Romanischer Bau mit gotischen Elementen

Wo heute die Kathedrale Sé prangt, soll früher eine fünfschiffige Moschee gestanden haben. Nach der Rückeroberung der Stadt Lissabon von den Mauren 1147 nutzten die Kreuzfahrer diese zunächst als Kathedrale. Später wurde sie umgebaut, im 14. Jahrhundert durch ein Erdbeben stark beschädigt und anschließend wieder errichtet und erweitert. So kommt es, dass die Sé in zwei typischen Baustilen erscheint, dem romanischen und dem gotischen. 

Das ursprünglich romanische Gotteshaus zeigt sich im Inneren schlicht und nüchtern. Der zweigeschossige Kreuzgang mit neun Kapellen wurde jedoch elegant gotisch gestaltet. Es lohnt sich, den Eintritt zu zahlen, um in diesen hinteren Bereich der Kathedrale zu gelangen, zumal das Ticket auch gleich für die Schatzkammer der Sé gilt. Die wuchtige Westfront mit seinen zwei Türmen wurde 1380 angefügt.

Grabungen im Garten des Kreuzganges der Sé

Durch einen Eingang an der Seite des Kirchenchores gelangen Sie in den Kreuzgang, der früher einen Garten einschloss. Dieser ist als solcher nicht mehr erkennbar. Den Besucher erwartet statt dessen ein Einblick in archäologische Grabungen. Römische Spuren in Form einer Straße und Kanalisationsrohre aus dem ersten Jahrhundert wurden freigelegt. Über frei schwebende Gänge aus Gitter, kann man sich das Grabungsfeld anschauen. Auch der Kreuzgang selbst ist sehenswert. Westgotische Inschriften, verschiedene Gräber mit liegenden Figuren und ehrwürdige Säulen laden zum Verweilen ein, erst Recht, wenn man Lissabon im Sommer bei Hitze besucht.

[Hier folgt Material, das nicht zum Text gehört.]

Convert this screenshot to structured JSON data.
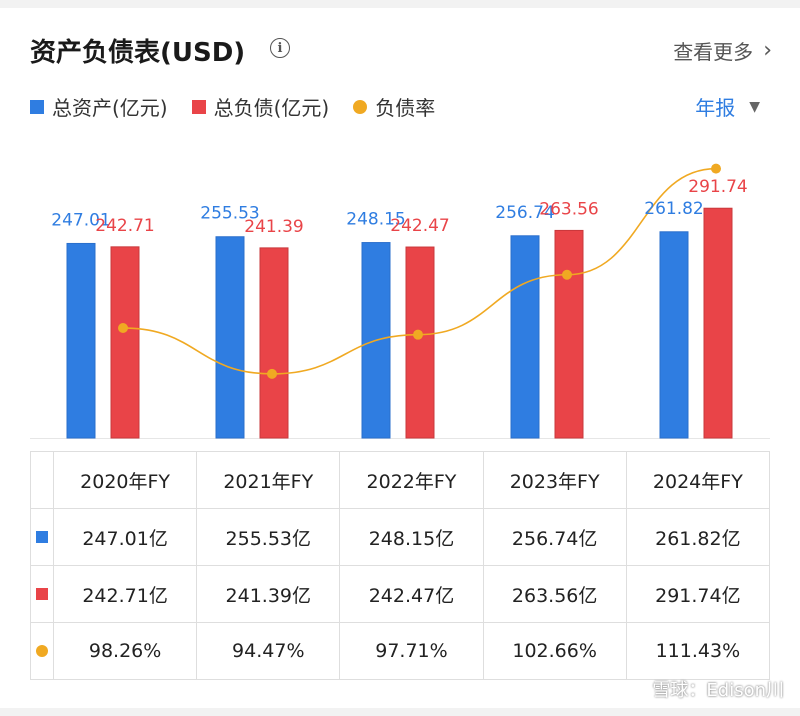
{
  "header": {
    "title": "资产负债表(USD)",
    "info_icon": "info-icon",
    "more_label": "查看更多",
    "period_label": "年报"
  },
  "legend": [
    {
      "label": "总资产(亿元)",
      "color": "#2f7de1",
      "shape": "square"
    },
    {
      "label": "总负债(亿元)",
      "color": "#e94448",
      "shape": "square"
    },
    {
      "label": "负债率",
      "color": "#f0a922",
      "shape": "dot"
    }
  ],
  "chart_data": {
    "type": "bar",
    "categories": [
      "2020年FY",
      "2021年FY",
      "2022年FY",
      "2023年FY",
      "2024年FY"
    ],
    "series": [
      {
        "name": "总资产(亿元)",
        "type": "bar",
        "color": "#2f7de1",
        "values": [
          247.01,
          255.53,
          248.15,
          256.74,
          261.82
        ],
        "labels": [
          "247.01",
          "255.53",
          "248.15",
          "256.74",
          "261.82"
        ]
      },
      {
        "name": "总负债(亿元)",
        "type": "bar",
        "color": "#e94448",
        "values": [
          242.71,
          241.39,
          242.47,
          263.56,
          291.74
        ],
        "labels": [
          "242.71",
          "241.39",
          "242.47",
          "263.56",
          "291.74"
        ]
      },
      {
        "name": "负债率",
        "type": "line",
        "color": "#f0a922",
        "values": [
          98.26,
          94.47,
          97.71,
          102.66,
          111.43
        ]
      }
    ],
    "grid": false
  },
  "table": {
    "headers": [
      "2020年FY",
      "2021年FY",
      "2022年FY",
      "2023年FY",
      "2024年FY"
    ],
    "rows": [
      {
        "color": "#2f7de1",
        "shape": "square",
        "cells": [
          "247.01亿",
          "255.53亿",
          "248.15亿",
          "256.74亿",
          "261.82亿"
        ]
      },
      {
        "color": "#e94448",
        "shape": "square",
        "cells": [
          "242.71亿",
          "241.39亿",
          "242.47亿",
          "263.56亿",
          "291.74亿"
        ]
      },
      {
        "color": "#f0a922",
        "shape": "dot",
        "cells": [
          "98.26%",
          "94.47%",
          "97.71%",
          "102.66%",
          "111.43%"
        ]
      }
    ]
  },
  "watermark": "雪球：Edison川"
}
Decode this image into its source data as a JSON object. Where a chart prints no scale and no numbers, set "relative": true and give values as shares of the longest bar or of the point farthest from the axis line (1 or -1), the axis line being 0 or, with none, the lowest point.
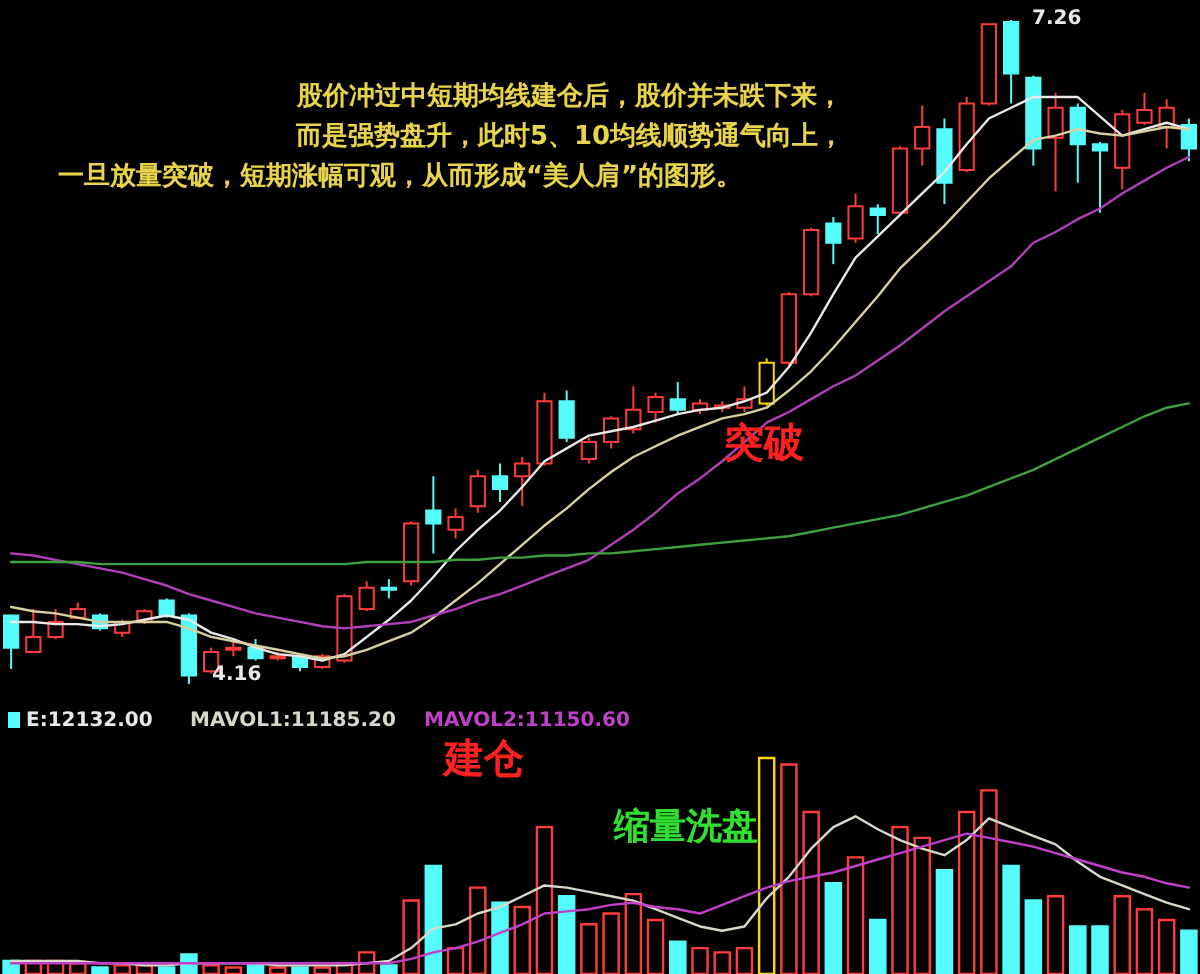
{
  "chart_data": [
    {
      "type": "candlestick",
      "tick_labels": false,
      "categories": [
        null,
        null,
        null,
        null,
        null,
        null,
        null,
        null,
        null,
        null,
        null,
        null,
        null,
        null,
        null,
        null,
        null,
        null,
        null,
        null,
        null,
        null,
        null,
        null,
        null,
        null,
        null,
        null,
        null,
        null,
        null,
        null,
        null,
        null,
        null,
        null,
        null,
        null,
        null,
        null,
        null,
        null,
        null,
        null,
        null,
        null,
        null,
        null,
        null,
        null,
        null,
        null,
        null,
        null
      ],
      "ohlc": [
        [
          4.48,
          4.48,
          4.23,
          4.33
        ],
        [
          4.31,
          4.51,
          4.31,
          4.38
        ],
        [
          4.38,
          4.51,
          4.37,
          4.45
        ],
        [
          4.47,
          4.54,
          4.47,
          4.51
        ],
        [
          4.48,
          4.49,
          4.41,
          4.42
        ],
        [
          4.4,
          4.46,
          4.38,
          4.45
        ],
        [
          4.45,
          4.51,
          4.44,
          4.5
        ],
        [
          4.55,
          4.56,
          4.47,
          4.48
        ],
        [
          4.48,
          4.49,
          4.16,
          4.2
        ],
        [
          4.22,
          4.33,
          4.21,
          4.31
        ],
        [
          4.32,
          4.36,
          4.29,
          4.33
        ],
        [
          4.33,
          4.37,
          4.27,
          4.28
        ],
        [
          4.28,
          4.31,
          4.27,
          4.29
        ],
        [
          4.29,
          4.3,
          4.22,
          4.24
        ],
        [
          4.24,
          4.3,
          4.23,
          4.29
        ],
        [
          4.27,
          4.58,
          4.26,
          4.57
        ],
        [
          4.51,
          4.64,
          4.5,
          4.61
        ],
        [
          4.61,
          4.65,
          4.56,
          4.6
        ],
        [
          4.64,
          4.92,
          4.62,
          4.91
        ],
        [
          4.97,
          5.13,
          4.77,
          4.91
        ],
        [
          4.88,
          4.98,
          4.84,
          4.94
        ],
        [
          4.99,
          5.16,
          4.96,
          5.13
        ],
        [
          5.13,
          5.19,
          5.01,
          5.07
        ],
        [
          5.13,
          5.22,
          4.99,
          5.19
        ],
        [
          5.19,
          5.52,
          5.18,
          5.48
        ],
        [
          5.48,
          5.53,
          5.29,
          5.31
        ],
        [
          5.21,
          5.31,
          5.19,
          5.29
        ],
        [
          5.29,
          5.41,
          5.26,
          5.4
        ],
        [
          5.35,
          5.55,
          5.33,
          5.44
        ],
        [
          5.43,
          5.52,
          5.38,
          5.5
        ],
        [
          5.49,
          5.57,
          5.42,
          5.44
        ],
        [
          5.44,
          5.49,
          5.42,
          5.47
        ],
        [
          5.45,
          5.48,
          5.43,
          5.46
        ],
        [
          5.45,
          5.55,
          5.43,
          5.49
        ],
        [
          5.47,
          5.68,
          5.46,
          5.66
        ],
        [
          5.66,
          5.99,
          5.65,
          5.98
        ],
        [
          5.98,
          6.29,
          5.97,
          6.28
        ],
        [
          6.31,
          6.34,
          6.12,
          6.22
        ],
        [
          6.24,
          6.45,
          6.22,
          6.39
        ],
        [
          6.38,
          6.4,
          6.26,
          6.35
        ],
        [
          6.36,
          6.67,
          6.35,
          6.66
        ],
        [
          6.66,
          6.86,
          6.58,
          6.76
        ],
        [
          6.75,
          6.8,
          6.4,
          6.5
        ],
        [
          6.56,
          6.9,
          6.55,
          6.87
        ],
        [
          6.87,
          7.24,
          6.86,
          7.24
        ],
        [
          7.25,
          7.26,
          6.87,
          7.01
        ],
        [
          6.99,
          7.0,
          6.58,
          6.66
        ],
        [
          6.71,
          6.92,
          6.46,
          6.85
        ],
        [
          6.85,
          6.87,
          6.5,
          6.68
        ],
        [
          6.68,
          6.69,
          6.36,
          6.65
        ],
        [
          6.57,
          6.84,
          6.47,
          6.82
        ],
        [
          6.78,
          6.92,
          6.77,
          6.84
        ],
        [
          6.76,
          6.89,
          6.66,
          6.85
        ],
        [
          6.77,
          6.8,
          6.6,
          6.66
        ]
      ],
      "colors": [
        "#54fcfc",
        "#ff3c3c",
        "#ff3c3c",
        "#ff3c3c",
        "#54fcfc",
        "#ff3c3c",
        "#ff3c3c",
        "#54fcfc",
        "#54fcfc",
        "#ff3c3c",
        "#ff3c3c",
        "#54fcfc",
        "#ff3c3c",
        "#54fcfc",
        "#ff3c3c",
        "#ff3c3c",
        "#ff3c3c",
        "#54fcfc",
        "#ff3c3c",
        "#54fcfc",
        "#ff3c3c",
        "#ff3c3c",
        "#54fcfc",
        "#ff3c3c",
        "#ff3c3c",
        "#54fcfc",
        "#ff3c3c",
        "#ff3c3c",
        "#ff3c3c",
        "#ff3c3c",
        "#54fcfc",
        "#ff3c3c",
        "#ff3c3c",
        "#ff3c3c",
        "#ffd700",
        "#ff3c3c",
        "#ff3c3c",
        "#54fcfc",
        "#ff3c3c",
        "#54fcfc",
        "#ff3c3c",
        "#ff3c3c",
        "#54fcfc",
        "#ff3c3c",
        "#ff3c3c",
        "#54fcfc",
        "#54fcfc",
        "#ff3c3c",
        "#54fcfc",
        "#54fcfc",
        "#ff3c3c",
        "#ff3c3c",
        "#ff3c3c",
        "#54fcfc"
      ],
      "series": [
        {
          "type": "line",
          "color": "#e8e8e8",
          "values": [
            4.45,
            4.45,
            4.44,
            4.44,
            4.43,
            4.44,
            4.46,
            4.48,
            4.46,
            4.4,
            4.37,
            4.33,
            4.3,
            4.29,
            4.27,
            4.3,
            4.38,
            4.46,
            4.55,
            4.66,
            4.78,
            4.88,
            4.97,
            5.08,
            5.2,
            5.26,
            5.32,
            5.34,
            5.36,
            5.39,
            5.42,
            5.44,
            5.45,
            5.48,
            5.52,
            5.64,
            5.8,
            5.98,
            6.15,
            6.25,
            6.35,
            6.45,
            6.55,
            6.68,
            6.8,
            6.85,
            6.9,
            6.9,
            6.9,
            6.81,
            6.72,
            6.75,
            6.78,
            6.75
          ]
        },
        {
          "type": "line",
          "color": "#d8d0a0",
          "values": [
            4.52,
            4.5,
            4.49,
            4.47,
            4.45,
            4.45,
            4.45,
            4.45,
            4.42,
            4.38,
            4.36,
            4.34,
            4.32,
            4.3,
            4.28,
            4.29,
            4.32,
            4.36,
            4.4,
            4.47,
            4.55,
            4.63,
            4.72,
            4.81,
            4.9,
            4.98,
            5.07,
            5.15,
            5.22,
            5.27,
            5.32,
            5.36,
            5.4,
            5.42,
            5.45,
            5.53,
            5.62,
            5.73,
            5.85,
            5.97,
            6.1,
            6.2,
            6.3,
            6.41,
            6.52,
            6.61,
            6.7,
            6.72,
            6.75,
            6.73,
            6.72,
            6.74,
            6.76,
            6.75
          ]
        },
        {
          "type": "line",
          "color": "#b040b8",
          "values": [
            4.77,
            4.76,
            4.74,
            4.72,
            4.7,
            4.68,
            4.65,
            4.62,
            4.58,
            4.55,
            4.52,
            4.49,
            4.47,
            4.45,
            4.43,
            4.42,
            4.43,
            4.44,
            4.45,
            4.48,
            4.51,
            4.55,
            4.58,
            4.62,
            4.66,
            4.7,
            4.74,
            4.81,
            4.88,
            4.96,
            5.05,
            5.12,
            5.2,
            5.29,
            5.38,
            5.43,
            5.49,
            5.55,
            5.6,
            5.67,
            5.74,
            5.82,
            5.9,
            5.97,
            6.04,
            6.11,
            6.22,
            6.27,
            6.33,
            6.38,
            6.45,
            6.51,
            6.57,
            6.62
          ]
        },
        {
          "type": "line",
          "color": "#40a040",
          "values": [
            4.73,
            4.73,
            4.73,
            4.73,
            4.72,
            4.72,
            4.72,
            4.72,
            4.72,
            4.72,
            4.72,
            4.72,
            4.72,
            4.72,
            4.72,
            4.72,
            4.73,
            4.73,
            4.73,
            4.73,
            4.74,
            4.74,
            4.75,
            4.75,
            4.76,
            4.76,
            4.77,
            4.77,
            4.78,
            4.79,
            4.8,
            4.81,
            4.82,
            4.83,
            4.84,
            4.85,
            4.87,
            4.89,
            4.91,
            4.93,
            4.95,
            4.98,
            5.01,
            5.04,
            5.08,
            5.12,
            5.16,
            5.21,
            5.26,
            5.31,
            5.36,
            5.41,
            5.45,
            5.47
          ]
        }
      ],
      "annotations": [
        "股价冲过中短期均线建仓后，股价并未跌下来，",
        "而是强势盘升，此时5、10均线顺势通气向上，",
        "一旦放量突破，短期涨幅可观，从而形成“美人肩”的图形。",
        "突破",
        "7.26",
        "4.16"
      ]
    },
    {
      "type": "bar",
      "relative": true,
      "tick_labels": false,
      "categories": [
        null,
        null,
        null,
        null,
        null,
        null,
        null,
        null,
        null,
        null,
        null,
        null,
        null,
        null,
        null,
        null,
        null,
        null,
        null,
        null,
        null,
        null,
        null,
        null,
        null,
        null,
        null,
        null,
        null,
        null,
        null,
        null,
        null,
        null,
        null,
        null,
        null,
        null,
        null,
        null,
        null,
        null,
        null,
        null,
        null,
        null,
        null,
        null,
        null,
        null,
        null,
        null,
        null,
        null
      ],
      "series": [
        {
          "name": "E:12132.00",
          "type": "bar",
          "colors": [
            "#54fcfc",
            "#ff3c3c",
            "#ff3c3c",
            "#ff3c3c",
            "#54fcfc",
            "#ff3c3c",
            "#ff3c3c",
            "#54fcfc",
            "#54fcfc",
            "#ff3c3c",
            "#ff3c3c",
            "#54fcfc",
            "#ff3c3c",
            "#54fcfc",
            "#ff3c3c",
            "#ff3c3c",
            "#ff3c3c",
            "#54fcfc",
            "#ff3c3c",
            "#54fcfc",
            "#ff3c3c",
            "#ff3c3c",
            "#54fcfc",
            "#ff3c3c",
            "#ff3c3c",
            "#54fcfc",
            "#ff3c3c",
            "#ff3c3c",
            "#ff3c3c",
            "#ff3c3c",
            "#54fcfc",
            "#ff3c3c",
            "#ff3c3c",
            "#ff3c3c",
            "#ffd700",
            "#ff3c3c",
            "#ff3c3c",
            "#54fcfc",
            "#ff3c3c",
            "#54fcfc",
            "#ff3c3c",
            "#ff3c3c",
            "#54fcfc",
            "#ff3c3c",
            "#ff3c3c",
            "#54fcfc",
            "#54fcfc",
            "#ff3c3c",
            "#54fcfc",
            "#54fcfc",
            "#ff3c3c",
            "#ff3c3c",
            "#ff3c3c",
            "#54fcfc"
          ],
          "values": [
            0.06,
            0.06,
            0.06,
            0.05,
            0.03,
            0.04,
            0.04,
            0.03,
            0.09,
            0.04,
            0.03,
            0.04,
            0.03,
            0.03,
            0.03,
            0.05,
            0.1,
            0.04,
            0.34,
            0.5,
            0.12,
            0.4,
            0.33,
            0.31,
            0.68,
            0.36,
            0.23,
            0.28,
            0.37,
            0.25,
            0.15,
            0.12,
            0.1,
            0.12,
            1.0,
            0.97,
            0.75,
            0.42,
            0.54,
            0.25,
            0.68,
            0.63,
            0.48,
            0.75,
            0.85,
            0.5,
            0.34,
            0.36,
            0.22,
            0.22,
            0.36,
            0.3,
            0.25,
            0.2
          ]
        },
        {
          "name": "MAVOL1:11185.20",
          "type": "line",
          "color": "#d8d8c8",
          "values": [
            0.06,
            0.06,
            0.06,
            0.06,
            0.05,
            0.05,
            0.04,
            0.04,
            0.05,
            0.05,
            0.05,
            0.05,
            0.04,
            0.04,
            0.04,
            0.04,
            0.05,
            0.06,
            0.12,
            0.21,
            0.23,
            0.28,
            0.31,
            0.36,
            0.41,
            0.4,
            0.38,
            0.36,
            0.34,
            0.3,
            0.26,
            0.22,
            0.2,
            0.22,
            0.35,
            0.45,
            0.58,
            0.68,
            0.73,
            0.67,
            0.62,
            0.58,
            0.55,
            0.62,
            0.72,
            0.68,
            0.64,
            0.6,
            0.52,
            0.45,
            0.41,
            0.37,
            0.33,
            0.3
          ]
        },
        {
          "name": "MAVOL2:11150.60",
          "type": "line",
          "color": "#c040c8",
          "values": [
            0.05,
            0.05,
            0.05,
            0.05,
            0.05,
            0.05,
            0.05,
            0.05,
            0.05,
            0.05,
            0.05,
            0.05,
            0.05,
            0.05,
            0.05,
            0.05,
            0.05,
            0.05,
            0.07,
            0.1,
            0.12,
            0.15,
            0.19,
            0.23,
            0.28,
            0.29,
            0.3,
            0.32,
            0.33,
            0.31,
            0.3,
            0.28,
            0.32,
            0.36,
            0.4,
            0.43,
            0.45,
            0.47,
            0.5,
            0.53,
            0.56,
            0.59,
            0.62,
            0.65,
            0.63,
            0.61,
            0.59,
            0.56,
            0.53,
            0.5,
            0.47,
            0.45,
            0.42,
            0.4
          ]
        }
      ],
      "annotations": [
        "建仓",
        "缩量洗盘"
      ]
    }
  ]
}
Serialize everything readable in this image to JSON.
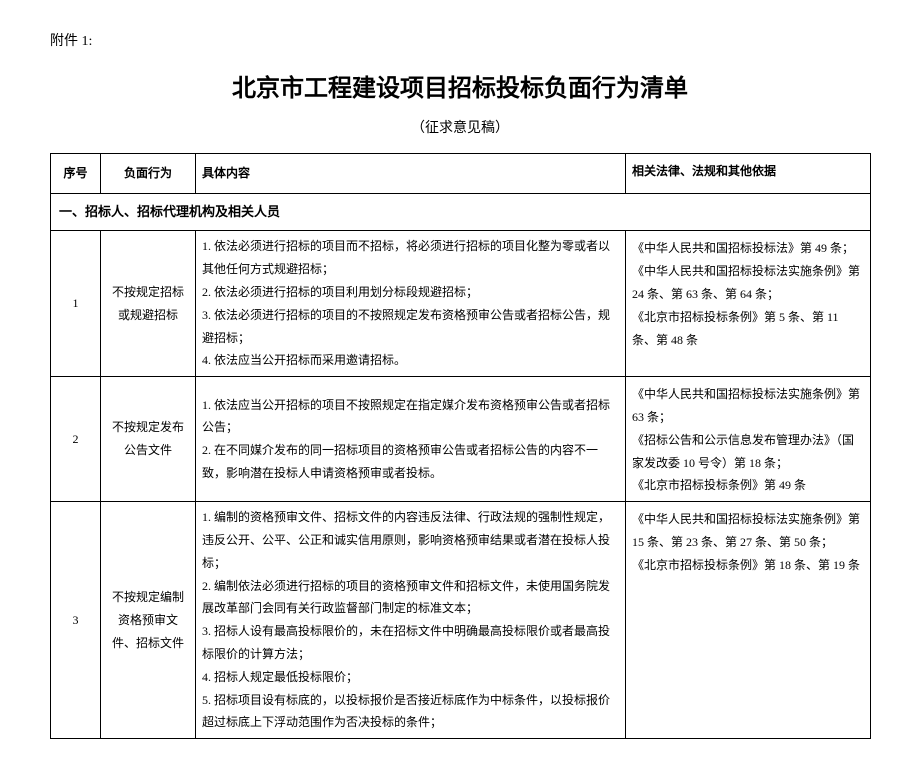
{
  "attachment_label": "附件 1:",
  "title": "北京市工程建设项目招标投标负面行为清单",
  "subtitle": "（征求意见稿）",
  "headers": {
    "num": "序号",
    "behavior": "负面行为",
    "content": "具体内容",
    "legal": "相关法律、法规和其他依据"
  },
  "section_header": "一、招标人、招标代理机构及相关人员",
  "rows": [
    {
      "num": "1",
      "behavior": "不按规定招标或规避招标",
      "content": "1. 依法必须进行招标的项目而不招标，将必须进行招标的项目化整为零或者以其他任何方式规避招标；\n2. 依法必须进行招标的项目利用划分标段规避招标；\n3. 依法必须进行招标的项目的不按照规定发布资格预审公告或者招标公告，规避招标；\n4. 依法应当公开招标而采用邀请招标。",
      "legal": "《中华人民共和国招标投标法》第 49 条；\n《中华人民共和国招标投标法实施条例》第 24 条、第 63 条、第 64 条；\n《北京市招标投标条例》第 5 条、第 11 条、第 48 条"
    },
    {
      "num": "2",
      "behavior": "不按规定发布公告文件",
      "content": "1. 依法应当公开招标的项目不按照规定在指定媒介发布资格预审公告或者招标公告；\n2. 在不同媒介发布的同一招标项目的资格预审公告或者招标公告的内容不一致，影响潜在投标人申请资格预审或者投标。",
      "legal": "《中华人民共和国招标投标法实施条例》第 63 条；\n《招标公告和公示信息发布管理办法》（国家发改委 10 号令）第 18 条；\n《北京市招标投标条例》第 49 条"
    },
    {
      "num": "3",
      "behavior": "不按规定编制资格预审文件、招标文件",
      "content": "1. 编制的资格预审文件、招标文件的内容违反法律、行政法规的强制性规定，违反公开、公平、公正和诚实信用原则，影响资格预审结果或者潜在投标人投标；\n2. 编制依法必须进行招标的项目的资格预审文件和招标文件，未使用国务院发展改革部门会同有关行政监督部门制定的标准文本；\n3. 招标人设有最高投标限价的，未在招标文件中明确最高投标限价或者最高投标限价的计算方法；\n4. 招标人规定最低投标限价；\n5. 招标项目设有标底的，以投标报价是否接近标底作为中标条件，以投标报价超过标底上下浮动范围作为否决投标的条件；",
      "legal": "《中华人民共和国招标投标法实施条例》第 15 条、第 23 条、第 27 条、第 50 条；\n《北京市招标投标条例》第 18 条、第 19 条"
    }
  ]
}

Aus diesem Bereich heraus können Sie einen herrlichen Blick über Lissaboner Dächer genießen.

Im Inneren der Kathedrale (Bild: H. Nedo)

Die Schatzkammer der Kathedrale

Die Schatzkammer ist etwas für diejenigen, die sich gerne sakrale Kunst anschauen. Eine mit 4120 Edelsteinen besetzte Monstranz ist das Glanzstück der Ausstellung. Es sind auch Roben und verschiedene Reliquien zu sehen. In die Schatzkammer gelangen Sie über einen Aufgang gleich links neben dem Haupteingang der Sé. Von einem der Räume aus haben Sie einen herrlichen Blick in die Kirche von oben. Hier stehen Sie direkt vor der Rosette in der Portalfront. Ein weiterer Raum ist mit wertvollem Mobiliar und blau-weißen Azulejos geschmückt. Ebenfalls links vom Eingang der Sé befindet sich ein Taufbecken, in dem der heilige Antonius von Padua und der Jesuitenpater Antonio Vieira (1608 – 1697) getauft worden sein sollen.

Die Kathedrale Sé ist täglich von 9,00 bis 19,00 Uhr geöffnet. Sie kann ohne Eintrittsgeld besichtigt werden. In den Kreuzgang und die Schatzkammer gelangen Sie jedoch nur mit Eintritt (4 Euro bei Erstellung dieses Artikels). Mit der Tram 28 oder 12 fahren Sie direkt bis zur Haltestelle Sé.